TL;DR: Loyalists were numerous, yeah, but the main bulk of them were misguided and manipulated, who thought they were doing that for survival and/or for the Horde, only for Sylvanas to admit in front of everyone that it was just for herself and that the Horde was nothing in her eyes.
Saurfang knew this because it was how he had been manipulated into accepting the prospect of an open war with the Alliance in A Good War, and all he needed out of her to free the city was for her to show that she wasn’t doing this for the Horde; and, as the cinematic shows, it worked.
Jfc I write a lot of cringe RP but the difference between this and that is that I don’t get to write WoW’s story.
At least I know to sue when my headcanon thread posts become real lore.
I just wanna see some cave dwelling holdout npc brought to their senses 8 years from now when Sylvanas returns in person to tell 'em the war is over. One final boot to the “put war back in warcraft” crowd, perhaps or an opportunity to display her newfound empathy.
According to Shadows Rising, Thrall purged the pardoned loyalists of those who still had secret sympathies for Sylvanas! It was one of the terms for the ceasefire with Tyrande, lest she burn Orgrimmar to the gorund.

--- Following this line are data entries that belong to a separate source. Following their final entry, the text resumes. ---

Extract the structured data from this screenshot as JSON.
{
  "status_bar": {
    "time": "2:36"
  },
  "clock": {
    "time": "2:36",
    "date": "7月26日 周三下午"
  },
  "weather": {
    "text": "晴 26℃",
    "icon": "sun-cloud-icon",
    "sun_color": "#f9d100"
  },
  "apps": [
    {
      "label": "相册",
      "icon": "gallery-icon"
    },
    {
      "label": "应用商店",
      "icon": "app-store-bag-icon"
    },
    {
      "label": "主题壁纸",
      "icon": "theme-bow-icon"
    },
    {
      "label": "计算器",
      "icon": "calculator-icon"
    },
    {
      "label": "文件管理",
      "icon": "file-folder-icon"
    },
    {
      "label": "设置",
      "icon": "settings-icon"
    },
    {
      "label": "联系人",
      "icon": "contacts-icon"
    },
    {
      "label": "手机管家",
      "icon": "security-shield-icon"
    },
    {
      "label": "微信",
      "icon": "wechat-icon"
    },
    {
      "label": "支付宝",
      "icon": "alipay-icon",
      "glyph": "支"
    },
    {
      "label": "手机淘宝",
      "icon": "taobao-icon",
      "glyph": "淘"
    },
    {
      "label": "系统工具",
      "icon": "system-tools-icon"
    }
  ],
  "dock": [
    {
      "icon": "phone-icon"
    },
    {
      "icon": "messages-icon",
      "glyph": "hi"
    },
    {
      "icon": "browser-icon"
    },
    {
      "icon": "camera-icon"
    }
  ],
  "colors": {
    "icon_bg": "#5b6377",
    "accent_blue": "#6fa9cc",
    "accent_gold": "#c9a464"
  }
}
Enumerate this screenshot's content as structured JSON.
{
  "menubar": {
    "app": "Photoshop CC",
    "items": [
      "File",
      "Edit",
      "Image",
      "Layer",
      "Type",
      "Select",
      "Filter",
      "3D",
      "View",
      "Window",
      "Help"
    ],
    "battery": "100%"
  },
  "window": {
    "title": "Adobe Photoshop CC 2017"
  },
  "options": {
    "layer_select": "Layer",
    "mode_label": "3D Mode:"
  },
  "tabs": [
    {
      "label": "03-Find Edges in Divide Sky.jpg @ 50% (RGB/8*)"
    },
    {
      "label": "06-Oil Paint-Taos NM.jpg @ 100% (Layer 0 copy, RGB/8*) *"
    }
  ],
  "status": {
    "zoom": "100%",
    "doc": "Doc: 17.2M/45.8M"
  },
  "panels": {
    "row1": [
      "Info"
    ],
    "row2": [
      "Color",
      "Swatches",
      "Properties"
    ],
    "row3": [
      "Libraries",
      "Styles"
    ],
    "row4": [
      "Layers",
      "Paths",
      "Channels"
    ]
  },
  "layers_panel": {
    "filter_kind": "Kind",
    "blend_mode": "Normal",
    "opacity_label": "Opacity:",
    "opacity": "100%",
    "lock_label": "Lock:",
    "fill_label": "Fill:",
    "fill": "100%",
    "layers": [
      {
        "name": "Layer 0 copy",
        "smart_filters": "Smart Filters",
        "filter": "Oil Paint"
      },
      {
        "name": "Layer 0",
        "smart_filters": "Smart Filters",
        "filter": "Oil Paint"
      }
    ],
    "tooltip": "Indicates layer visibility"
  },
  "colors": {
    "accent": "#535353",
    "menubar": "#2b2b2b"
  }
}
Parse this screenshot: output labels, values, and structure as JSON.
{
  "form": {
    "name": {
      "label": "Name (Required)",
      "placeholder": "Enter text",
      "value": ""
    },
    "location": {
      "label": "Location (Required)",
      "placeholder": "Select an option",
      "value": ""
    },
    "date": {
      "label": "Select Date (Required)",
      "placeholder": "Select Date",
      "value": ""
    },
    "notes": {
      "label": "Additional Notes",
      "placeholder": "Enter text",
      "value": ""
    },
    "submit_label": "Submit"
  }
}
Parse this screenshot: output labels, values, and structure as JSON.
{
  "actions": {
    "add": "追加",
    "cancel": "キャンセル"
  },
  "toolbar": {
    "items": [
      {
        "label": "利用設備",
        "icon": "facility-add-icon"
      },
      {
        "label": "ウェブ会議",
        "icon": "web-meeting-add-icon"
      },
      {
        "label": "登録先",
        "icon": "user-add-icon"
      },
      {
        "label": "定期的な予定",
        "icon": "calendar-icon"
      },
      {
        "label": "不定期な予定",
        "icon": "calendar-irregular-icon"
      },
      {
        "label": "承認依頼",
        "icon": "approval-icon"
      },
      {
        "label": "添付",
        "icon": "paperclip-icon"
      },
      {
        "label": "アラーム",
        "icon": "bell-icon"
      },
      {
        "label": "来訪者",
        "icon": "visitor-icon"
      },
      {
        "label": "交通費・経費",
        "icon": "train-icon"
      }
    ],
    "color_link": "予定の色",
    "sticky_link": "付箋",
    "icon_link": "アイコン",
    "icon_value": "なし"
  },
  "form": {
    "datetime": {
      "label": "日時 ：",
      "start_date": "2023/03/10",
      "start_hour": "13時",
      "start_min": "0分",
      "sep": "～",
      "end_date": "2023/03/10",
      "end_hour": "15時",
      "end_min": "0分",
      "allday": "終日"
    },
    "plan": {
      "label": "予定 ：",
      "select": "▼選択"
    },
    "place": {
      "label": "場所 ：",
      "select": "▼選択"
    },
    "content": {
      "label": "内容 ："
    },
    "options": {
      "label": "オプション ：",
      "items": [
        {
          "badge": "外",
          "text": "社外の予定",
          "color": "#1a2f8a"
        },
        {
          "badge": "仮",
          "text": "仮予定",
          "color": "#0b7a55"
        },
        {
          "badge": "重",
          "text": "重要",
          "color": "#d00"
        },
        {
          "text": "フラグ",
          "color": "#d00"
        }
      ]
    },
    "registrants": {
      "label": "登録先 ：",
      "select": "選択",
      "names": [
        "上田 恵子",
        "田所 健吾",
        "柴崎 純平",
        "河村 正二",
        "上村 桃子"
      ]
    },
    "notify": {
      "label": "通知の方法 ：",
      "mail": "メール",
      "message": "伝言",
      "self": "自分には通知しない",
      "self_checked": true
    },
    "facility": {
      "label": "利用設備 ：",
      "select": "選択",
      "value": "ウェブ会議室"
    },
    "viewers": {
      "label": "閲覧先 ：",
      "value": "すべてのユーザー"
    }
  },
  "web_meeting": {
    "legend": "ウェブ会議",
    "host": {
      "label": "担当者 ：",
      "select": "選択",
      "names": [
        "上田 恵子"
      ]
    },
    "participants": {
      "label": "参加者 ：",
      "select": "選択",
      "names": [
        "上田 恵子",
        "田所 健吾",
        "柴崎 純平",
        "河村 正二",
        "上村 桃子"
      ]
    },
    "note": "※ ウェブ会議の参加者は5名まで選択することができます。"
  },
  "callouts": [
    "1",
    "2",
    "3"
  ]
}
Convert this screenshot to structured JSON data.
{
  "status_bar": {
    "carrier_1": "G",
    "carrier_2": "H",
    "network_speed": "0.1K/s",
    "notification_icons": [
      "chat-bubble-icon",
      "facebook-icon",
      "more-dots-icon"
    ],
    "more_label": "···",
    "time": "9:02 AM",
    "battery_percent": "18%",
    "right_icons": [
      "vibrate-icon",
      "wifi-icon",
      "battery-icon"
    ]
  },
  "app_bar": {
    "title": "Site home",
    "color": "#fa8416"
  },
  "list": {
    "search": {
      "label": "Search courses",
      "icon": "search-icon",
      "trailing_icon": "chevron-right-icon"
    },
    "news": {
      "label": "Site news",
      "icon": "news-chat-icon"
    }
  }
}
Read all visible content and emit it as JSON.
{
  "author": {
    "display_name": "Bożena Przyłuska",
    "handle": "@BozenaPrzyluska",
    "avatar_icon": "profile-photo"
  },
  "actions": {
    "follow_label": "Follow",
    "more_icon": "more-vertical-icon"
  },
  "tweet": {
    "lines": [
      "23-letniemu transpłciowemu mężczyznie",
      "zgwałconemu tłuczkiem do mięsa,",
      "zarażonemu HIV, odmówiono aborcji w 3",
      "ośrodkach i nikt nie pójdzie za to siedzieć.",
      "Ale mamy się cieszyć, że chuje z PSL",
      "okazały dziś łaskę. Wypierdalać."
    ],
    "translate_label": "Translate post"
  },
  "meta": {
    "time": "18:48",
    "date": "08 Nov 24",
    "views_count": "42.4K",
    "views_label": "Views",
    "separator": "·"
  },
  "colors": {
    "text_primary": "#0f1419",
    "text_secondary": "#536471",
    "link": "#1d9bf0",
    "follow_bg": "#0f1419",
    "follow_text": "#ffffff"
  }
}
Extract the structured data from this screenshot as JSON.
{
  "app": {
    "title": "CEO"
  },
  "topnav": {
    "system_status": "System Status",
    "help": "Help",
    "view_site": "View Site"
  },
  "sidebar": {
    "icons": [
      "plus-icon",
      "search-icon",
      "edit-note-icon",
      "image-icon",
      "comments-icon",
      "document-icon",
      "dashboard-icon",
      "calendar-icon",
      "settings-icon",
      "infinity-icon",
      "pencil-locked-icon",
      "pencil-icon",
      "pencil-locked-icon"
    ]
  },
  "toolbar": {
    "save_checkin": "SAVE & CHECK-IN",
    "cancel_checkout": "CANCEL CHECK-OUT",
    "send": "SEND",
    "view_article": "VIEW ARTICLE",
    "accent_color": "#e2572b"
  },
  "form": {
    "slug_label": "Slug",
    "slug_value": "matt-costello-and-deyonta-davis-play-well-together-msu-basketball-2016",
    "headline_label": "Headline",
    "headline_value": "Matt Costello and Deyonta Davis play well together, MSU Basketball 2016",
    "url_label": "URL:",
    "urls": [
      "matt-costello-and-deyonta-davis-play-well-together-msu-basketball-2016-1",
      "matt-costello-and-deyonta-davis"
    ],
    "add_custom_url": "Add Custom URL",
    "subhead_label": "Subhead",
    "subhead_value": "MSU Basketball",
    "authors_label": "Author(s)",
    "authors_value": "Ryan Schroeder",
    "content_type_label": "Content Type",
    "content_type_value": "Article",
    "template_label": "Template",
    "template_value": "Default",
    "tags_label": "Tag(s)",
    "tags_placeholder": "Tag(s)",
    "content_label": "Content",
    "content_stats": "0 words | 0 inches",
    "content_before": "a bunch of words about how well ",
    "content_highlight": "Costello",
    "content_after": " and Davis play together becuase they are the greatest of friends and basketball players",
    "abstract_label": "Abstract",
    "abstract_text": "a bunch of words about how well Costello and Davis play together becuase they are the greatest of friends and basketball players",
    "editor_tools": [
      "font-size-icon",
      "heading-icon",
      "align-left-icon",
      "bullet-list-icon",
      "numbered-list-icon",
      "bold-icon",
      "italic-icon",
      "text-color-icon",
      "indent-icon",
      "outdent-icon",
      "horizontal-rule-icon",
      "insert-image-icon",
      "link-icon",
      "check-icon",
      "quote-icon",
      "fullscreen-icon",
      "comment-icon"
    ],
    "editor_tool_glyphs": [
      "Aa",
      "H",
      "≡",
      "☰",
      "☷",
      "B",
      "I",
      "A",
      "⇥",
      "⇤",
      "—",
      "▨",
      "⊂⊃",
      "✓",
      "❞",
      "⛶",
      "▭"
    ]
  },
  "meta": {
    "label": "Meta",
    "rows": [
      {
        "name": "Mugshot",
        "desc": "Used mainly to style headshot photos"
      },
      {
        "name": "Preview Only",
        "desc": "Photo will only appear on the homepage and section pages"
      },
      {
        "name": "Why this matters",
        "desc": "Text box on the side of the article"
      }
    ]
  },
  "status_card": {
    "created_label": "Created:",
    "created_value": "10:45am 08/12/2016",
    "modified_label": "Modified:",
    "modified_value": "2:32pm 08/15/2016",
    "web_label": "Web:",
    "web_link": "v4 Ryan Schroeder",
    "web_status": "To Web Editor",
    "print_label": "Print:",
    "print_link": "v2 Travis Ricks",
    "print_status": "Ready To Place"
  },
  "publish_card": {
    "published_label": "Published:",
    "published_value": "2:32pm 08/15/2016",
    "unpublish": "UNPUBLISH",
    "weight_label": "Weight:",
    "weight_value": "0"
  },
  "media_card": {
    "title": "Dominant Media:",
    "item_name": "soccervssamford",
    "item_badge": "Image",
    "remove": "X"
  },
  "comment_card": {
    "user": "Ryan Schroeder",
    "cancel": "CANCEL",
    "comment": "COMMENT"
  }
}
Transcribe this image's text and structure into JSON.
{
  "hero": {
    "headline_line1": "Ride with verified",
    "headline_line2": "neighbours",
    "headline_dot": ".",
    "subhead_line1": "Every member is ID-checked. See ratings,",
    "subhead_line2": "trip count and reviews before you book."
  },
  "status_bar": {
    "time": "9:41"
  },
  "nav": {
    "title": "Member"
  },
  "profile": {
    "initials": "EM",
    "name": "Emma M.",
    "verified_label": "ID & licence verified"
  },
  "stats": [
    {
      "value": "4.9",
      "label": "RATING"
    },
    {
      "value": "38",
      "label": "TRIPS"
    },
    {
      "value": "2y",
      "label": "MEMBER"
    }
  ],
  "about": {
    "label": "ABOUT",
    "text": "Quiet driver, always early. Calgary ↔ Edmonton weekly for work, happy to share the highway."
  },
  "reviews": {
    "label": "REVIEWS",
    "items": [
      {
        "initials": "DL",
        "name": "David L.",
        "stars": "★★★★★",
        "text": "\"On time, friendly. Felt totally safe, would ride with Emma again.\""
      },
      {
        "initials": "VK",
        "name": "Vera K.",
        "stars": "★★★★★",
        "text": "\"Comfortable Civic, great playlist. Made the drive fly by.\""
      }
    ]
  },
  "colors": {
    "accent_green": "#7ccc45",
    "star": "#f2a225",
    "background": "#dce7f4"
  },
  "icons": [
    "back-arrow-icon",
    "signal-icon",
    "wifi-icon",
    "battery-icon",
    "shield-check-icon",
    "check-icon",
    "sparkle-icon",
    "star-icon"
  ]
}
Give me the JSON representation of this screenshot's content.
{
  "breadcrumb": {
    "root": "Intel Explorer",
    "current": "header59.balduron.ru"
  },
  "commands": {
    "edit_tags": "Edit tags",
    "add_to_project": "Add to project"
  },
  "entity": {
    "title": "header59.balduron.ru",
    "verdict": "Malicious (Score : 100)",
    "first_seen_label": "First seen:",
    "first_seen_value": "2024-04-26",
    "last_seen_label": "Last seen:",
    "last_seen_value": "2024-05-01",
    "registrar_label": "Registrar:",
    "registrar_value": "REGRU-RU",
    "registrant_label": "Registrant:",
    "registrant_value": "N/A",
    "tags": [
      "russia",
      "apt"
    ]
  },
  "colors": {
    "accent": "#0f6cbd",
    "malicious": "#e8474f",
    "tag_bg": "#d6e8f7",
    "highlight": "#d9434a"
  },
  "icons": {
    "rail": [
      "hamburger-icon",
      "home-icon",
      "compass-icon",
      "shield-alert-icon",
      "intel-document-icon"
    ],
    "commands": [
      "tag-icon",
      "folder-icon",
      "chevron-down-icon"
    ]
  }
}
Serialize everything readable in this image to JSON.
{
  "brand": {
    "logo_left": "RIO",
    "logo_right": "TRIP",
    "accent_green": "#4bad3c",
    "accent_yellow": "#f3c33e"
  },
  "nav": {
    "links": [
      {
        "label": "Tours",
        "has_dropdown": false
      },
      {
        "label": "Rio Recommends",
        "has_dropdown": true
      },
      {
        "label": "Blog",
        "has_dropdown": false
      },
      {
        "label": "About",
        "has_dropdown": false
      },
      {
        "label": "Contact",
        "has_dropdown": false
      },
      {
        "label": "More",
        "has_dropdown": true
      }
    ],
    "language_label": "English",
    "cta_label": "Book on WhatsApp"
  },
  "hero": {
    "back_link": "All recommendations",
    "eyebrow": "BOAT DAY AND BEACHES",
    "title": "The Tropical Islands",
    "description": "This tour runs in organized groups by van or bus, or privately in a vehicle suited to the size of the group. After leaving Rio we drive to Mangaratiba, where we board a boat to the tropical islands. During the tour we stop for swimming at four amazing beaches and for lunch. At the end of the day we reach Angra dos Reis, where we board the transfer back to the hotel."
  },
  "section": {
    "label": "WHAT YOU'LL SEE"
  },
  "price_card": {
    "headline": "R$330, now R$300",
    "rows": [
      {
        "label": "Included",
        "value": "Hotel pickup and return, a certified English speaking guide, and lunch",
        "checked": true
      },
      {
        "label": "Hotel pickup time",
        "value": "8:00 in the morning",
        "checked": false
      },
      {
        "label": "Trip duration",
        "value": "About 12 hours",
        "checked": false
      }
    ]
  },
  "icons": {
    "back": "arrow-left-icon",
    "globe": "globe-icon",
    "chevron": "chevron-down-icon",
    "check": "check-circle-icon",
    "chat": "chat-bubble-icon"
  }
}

Nothing as of yet, save that the BG is a “War Game” has been confirmed yet. I would advise everyone to hold horses on anything related to the new BG until we actually get the info on what it’s all about beyond “Silvershard Mine Resource Bar fill-up”. The fact that it takes place right next to the Giant Dwarven City where Alliance + Horde are actively co-operating gives me some alarm bells.